Сашка инстинктивно уперлась пальцами в его грудь, пытаясь оказать слабое сопротивление, но у нее не получилось — силы были неравны, и руки повисли плетьми.
— Зачем откладывать до Хьюстона то, что можно сделать сейчас? Зачем поступать в университет «Райс» с единственной целью — предаться разврату?
— Ты?! — она откинула голову и заглянула в его глаза. В черноте мерцали желтые искры. — Откуда ты знаешь про «Райс»? Я никому не говорила.
— Ты же сама признала, что я читаю твои мысли, — он поцеловал ее в шею, и больше Сашка не спрашивала его ни о чем.
Он снял с нее футболку, но ей стало еще жарче. Кровь жгла ее кожу изнутри. Холодный песок показался ей раскаленным и мягким и шуршал под лопатками, нежно нашептывая что-то волосам. Страх заглушил легкую боль, перешел в изумление и сковал ее первым в жизни физическим счастьем.
* * *Сон не шел к Аркадию Петровичу. Он то ворочался с боку на бок, то замирал, прислушиваясь к ночным звукам за распахнутым в сад окном, то вдруг отчаянно пугался неровных болезненных толчков в сердце. Грудь изнутри давно саднило. Но не это не давало заснуть. Его мучило что-то иное, что-то более сильное, нежели физическая боль. Он сел, тяжело оперся на подушки и задумался.
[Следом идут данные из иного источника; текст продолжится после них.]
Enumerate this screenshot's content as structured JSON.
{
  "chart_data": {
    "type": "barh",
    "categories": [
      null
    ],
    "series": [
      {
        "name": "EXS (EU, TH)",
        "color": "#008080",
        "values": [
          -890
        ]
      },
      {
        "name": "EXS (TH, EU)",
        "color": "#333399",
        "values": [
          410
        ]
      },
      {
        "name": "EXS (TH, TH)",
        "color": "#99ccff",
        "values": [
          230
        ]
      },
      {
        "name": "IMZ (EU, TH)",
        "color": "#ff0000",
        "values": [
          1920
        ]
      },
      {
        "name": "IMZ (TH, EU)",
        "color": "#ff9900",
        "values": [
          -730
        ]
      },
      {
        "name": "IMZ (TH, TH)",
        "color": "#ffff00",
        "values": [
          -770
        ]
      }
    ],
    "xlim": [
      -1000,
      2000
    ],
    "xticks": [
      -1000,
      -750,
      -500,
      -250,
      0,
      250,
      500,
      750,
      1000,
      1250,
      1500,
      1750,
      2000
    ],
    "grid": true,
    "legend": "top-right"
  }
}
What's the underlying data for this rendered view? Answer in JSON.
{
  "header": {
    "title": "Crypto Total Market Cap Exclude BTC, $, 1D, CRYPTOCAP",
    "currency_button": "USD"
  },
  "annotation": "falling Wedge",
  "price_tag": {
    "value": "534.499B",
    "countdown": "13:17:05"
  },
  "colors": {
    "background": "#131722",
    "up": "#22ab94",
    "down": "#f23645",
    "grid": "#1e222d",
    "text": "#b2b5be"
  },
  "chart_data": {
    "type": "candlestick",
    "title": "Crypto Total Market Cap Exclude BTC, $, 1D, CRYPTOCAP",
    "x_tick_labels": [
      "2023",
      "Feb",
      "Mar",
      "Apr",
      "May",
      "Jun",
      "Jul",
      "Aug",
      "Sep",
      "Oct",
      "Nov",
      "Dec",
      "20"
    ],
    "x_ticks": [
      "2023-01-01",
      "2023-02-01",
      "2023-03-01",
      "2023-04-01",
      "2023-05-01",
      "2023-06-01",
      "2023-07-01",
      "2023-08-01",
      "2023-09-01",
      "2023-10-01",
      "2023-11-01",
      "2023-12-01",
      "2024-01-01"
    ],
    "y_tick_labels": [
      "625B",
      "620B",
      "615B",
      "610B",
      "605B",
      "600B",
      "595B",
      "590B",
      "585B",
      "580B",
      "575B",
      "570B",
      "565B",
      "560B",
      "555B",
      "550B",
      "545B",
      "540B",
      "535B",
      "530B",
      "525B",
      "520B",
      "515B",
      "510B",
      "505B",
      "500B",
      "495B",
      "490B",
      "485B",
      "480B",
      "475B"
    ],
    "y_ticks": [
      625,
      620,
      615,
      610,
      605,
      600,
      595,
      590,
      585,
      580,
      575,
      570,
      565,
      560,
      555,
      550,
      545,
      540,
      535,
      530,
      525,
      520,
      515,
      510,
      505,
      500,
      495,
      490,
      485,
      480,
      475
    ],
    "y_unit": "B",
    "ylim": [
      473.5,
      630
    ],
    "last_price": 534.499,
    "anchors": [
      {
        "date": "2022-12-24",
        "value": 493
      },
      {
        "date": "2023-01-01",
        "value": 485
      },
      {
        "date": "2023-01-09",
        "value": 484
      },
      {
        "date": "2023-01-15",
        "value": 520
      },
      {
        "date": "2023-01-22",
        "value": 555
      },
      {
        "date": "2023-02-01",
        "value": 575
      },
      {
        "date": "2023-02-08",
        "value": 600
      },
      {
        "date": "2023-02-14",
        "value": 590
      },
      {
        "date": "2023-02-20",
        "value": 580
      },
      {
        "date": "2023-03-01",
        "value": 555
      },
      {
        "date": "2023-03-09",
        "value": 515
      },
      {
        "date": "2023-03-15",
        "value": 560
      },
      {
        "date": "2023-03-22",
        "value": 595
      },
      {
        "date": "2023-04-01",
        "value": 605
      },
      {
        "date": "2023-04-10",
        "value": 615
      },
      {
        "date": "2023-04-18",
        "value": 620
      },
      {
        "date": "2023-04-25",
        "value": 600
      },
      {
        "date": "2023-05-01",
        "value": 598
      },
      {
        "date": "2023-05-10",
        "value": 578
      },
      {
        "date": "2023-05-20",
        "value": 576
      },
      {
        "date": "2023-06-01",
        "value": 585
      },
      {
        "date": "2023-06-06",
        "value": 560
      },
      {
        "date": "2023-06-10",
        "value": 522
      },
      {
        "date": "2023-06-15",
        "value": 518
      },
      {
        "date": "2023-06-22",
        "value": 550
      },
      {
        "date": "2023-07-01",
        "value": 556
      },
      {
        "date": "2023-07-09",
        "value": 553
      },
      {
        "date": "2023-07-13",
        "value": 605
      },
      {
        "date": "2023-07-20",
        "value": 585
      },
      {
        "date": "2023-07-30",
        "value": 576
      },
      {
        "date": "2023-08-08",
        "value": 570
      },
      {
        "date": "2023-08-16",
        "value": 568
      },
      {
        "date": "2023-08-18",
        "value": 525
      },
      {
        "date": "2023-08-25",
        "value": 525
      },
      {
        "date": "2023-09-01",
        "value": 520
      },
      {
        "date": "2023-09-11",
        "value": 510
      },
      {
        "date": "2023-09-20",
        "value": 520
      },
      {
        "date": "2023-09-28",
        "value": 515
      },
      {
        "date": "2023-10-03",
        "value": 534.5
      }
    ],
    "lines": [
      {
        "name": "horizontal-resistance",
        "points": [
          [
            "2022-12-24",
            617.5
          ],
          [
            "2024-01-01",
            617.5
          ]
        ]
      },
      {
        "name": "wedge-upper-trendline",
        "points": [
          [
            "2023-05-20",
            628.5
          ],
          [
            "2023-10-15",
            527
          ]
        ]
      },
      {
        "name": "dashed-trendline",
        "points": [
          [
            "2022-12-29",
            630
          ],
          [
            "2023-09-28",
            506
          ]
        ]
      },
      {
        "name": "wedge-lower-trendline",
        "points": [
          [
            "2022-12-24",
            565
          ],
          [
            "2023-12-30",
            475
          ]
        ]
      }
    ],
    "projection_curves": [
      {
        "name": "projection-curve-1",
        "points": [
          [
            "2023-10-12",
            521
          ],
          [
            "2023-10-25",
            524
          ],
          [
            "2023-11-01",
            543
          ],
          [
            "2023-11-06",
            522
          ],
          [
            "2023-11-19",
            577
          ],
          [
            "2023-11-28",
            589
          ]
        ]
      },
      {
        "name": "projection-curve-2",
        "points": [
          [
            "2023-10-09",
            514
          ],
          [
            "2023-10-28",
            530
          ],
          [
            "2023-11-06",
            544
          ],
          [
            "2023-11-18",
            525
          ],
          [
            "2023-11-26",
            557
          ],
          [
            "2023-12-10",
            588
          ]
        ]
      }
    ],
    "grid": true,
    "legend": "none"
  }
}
Целую неделю он разрушал. Разрушал то, что создал сам, во что вложил свою душу, свое здоровье, свою бессонницу, и так он разрушал свою жизнь целиком. Разрушал себя, чтобы дать возможность жить детям. Вот! Аркадий Петрович даже по лбу себя хлопнул — вот то, что его мучило. Он кинулся ломать все с таким отчаянным азартом, что не успел хорошенько поразмыслить, зачем, собственно! Явился к нему какой-то голос, потом воплотился в юнца с библейским именем Павел, и он подчинился его воле сразу же, без колебаний, без сомнений, просто так, потому что поверил. Поверил во что?! В то, что он умирает? В то, что этот самый Павел — посланец с того света? В то, что этот пресловутый «тот свет» существует?